Итак, "Белый шум" Делилло.
Ну как же я могла не прочесть этот роман, если он у меня аж в 5 списках фигурирует, включая 1001 книгу, 100 лучших романов 20 века на английском, и главное - входит в списки для чтения моего любимого литературного критика, замечательного Гарольда Блума.
Недавно слышала мнение, что Делилло умеет говорить просто о важном.
О важном - да, просто - нет. Постмодернизм Делилло совсем не прост, он стилизован под простоту, но совсем совсем не прост.
Я вижу в этом романе три уровня - философский, интеллектуальный и эмоциональный.
Делилло дает интересный и точный анализ современного общества, общества потребления, и возможно здесь действительно сказывается влияние философской работы Бодрийяра "Общество потребления", о которой я написала тут
Например, стилистически прекрасно сделанная сцена в крупном торговом центре , где героя романа впервые наконец-то охватывает страсть шопинга (о как давно его родные ждали этого момента!), явно перекликается с той частью работы Бодрийяра, где он анализирует торговые центры и их роль в современном обществе потребления.

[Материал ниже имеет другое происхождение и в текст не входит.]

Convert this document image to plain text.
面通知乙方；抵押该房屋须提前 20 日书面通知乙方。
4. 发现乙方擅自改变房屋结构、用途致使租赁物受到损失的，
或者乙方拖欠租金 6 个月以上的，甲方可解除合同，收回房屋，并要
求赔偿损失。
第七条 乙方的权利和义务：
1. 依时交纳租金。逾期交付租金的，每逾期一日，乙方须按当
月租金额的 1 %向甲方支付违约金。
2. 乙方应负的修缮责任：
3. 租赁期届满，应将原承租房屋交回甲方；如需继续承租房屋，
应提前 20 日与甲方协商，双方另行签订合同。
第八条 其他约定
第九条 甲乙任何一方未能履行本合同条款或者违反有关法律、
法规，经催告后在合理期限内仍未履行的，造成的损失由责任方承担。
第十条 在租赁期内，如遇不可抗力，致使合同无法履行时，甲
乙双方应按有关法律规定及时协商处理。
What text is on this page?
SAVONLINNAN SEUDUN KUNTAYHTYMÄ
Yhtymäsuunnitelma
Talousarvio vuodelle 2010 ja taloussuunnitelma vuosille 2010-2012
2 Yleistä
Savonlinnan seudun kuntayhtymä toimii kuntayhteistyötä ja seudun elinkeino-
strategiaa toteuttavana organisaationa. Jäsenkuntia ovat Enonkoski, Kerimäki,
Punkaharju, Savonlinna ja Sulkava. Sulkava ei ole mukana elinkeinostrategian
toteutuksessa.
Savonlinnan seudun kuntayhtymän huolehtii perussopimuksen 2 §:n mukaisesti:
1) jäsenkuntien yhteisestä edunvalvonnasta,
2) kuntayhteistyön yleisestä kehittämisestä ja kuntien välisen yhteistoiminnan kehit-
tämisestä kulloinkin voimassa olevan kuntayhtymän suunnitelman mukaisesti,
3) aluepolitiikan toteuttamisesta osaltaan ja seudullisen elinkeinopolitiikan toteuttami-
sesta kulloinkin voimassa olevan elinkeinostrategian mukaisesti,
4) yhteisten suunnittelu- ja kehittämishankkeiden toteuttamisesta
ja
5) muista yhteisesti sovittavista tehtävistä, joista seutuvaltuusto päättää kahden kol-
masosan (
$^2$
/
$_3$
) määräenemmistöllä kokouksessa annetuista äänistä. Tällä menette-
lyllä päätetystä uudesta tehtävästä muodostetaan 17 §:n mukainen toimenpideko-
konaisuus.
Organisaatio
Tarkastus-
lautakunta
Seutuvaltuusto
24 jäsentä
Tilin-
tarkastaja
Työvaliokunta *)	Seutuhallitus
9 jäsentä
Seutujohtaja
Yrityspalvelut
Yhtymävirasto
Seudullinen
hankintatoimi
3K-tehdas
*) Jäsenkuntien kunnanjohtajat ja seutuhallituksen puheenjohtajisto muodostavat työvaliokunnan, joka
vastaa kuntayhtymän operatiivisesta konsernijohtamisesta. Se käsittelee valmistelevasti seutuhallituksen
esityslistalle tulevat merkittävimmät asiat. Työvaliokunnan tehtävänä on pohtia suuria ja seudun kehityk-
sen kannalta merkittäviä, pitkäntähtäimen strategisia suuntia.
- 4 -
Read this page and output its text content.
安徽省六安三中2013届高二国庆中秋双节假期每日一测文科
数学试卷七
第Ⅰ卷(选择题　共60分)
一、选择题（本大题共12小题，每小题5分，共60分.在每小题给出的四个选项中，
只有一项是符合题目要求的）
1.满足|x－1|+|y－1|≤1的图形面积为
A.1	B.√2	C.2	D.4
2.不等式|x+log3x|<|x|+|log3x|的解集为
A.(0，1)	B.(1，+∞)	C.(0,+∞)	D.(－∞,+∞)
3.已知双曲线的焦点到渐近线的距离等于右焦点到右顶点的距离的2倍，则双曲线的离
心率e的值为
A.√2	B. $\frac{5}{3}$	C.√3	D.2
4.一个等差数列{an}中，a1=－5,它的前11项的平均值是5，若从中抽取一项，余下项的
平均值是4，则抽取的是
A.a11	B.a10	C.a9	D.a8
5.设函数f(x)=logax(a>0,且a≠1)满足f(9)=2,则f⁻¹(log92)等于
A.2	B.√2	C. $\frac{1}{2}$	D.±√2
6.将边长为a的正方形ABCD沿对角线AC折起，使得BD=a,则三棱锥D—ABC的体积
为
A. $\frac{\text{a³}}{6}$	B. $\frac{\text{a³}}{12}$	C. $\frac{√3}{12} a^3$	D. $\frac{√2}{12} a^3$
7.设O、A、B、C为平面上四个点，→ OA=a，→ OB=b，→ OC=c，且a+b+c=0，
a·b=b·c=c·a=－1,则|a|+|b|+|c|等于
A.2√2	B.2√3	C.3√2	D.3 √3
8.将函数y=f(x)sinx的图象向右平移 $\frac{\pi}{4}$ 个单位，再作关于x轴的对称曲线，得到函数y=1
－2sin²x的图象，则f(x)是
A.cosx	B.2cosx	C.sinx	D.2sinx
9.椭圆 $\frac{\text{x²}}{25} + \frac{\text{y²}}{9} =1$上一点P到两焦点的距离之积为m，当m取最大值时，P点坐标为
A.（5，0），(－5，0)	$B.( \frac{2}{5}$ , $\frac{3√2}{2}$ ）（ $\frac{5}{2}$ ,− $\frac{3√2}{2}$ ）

Темы роли и места телевидения, радио, средств массовой информации и рекламы в обществе потребления тоже очень сильно перекликаются с идеями Бодрийяра.
Адекватно рассказать об этом романе сложно. Наверное поэтому здесь только одна, и что показательно, отрицательная рецензия. В инете тоже мало чего находится, в основном отрицательные отзывы. Наверное это потому, что гораздо проще рассказать о том, чем не понравился этот роман и в чем его слабости, чем адекватно объяснить, чем же он силен.
Кто-то называет этот роман абсурдисткой драмой с сатирой на университетскую жизнь, кто-то - абсурдистской комедией с сатирой на семейную жизнь, кто-то антиутопией, кто-то фантасмагорией. Во всех этих оценках есть своя доля правды. Роман сложен, многопланов, неровен по своей стилистике, и неоднозначен. Некоторые моменты просто гениальны, некоторые скучны, затянуты, сентиментальны и утрированы.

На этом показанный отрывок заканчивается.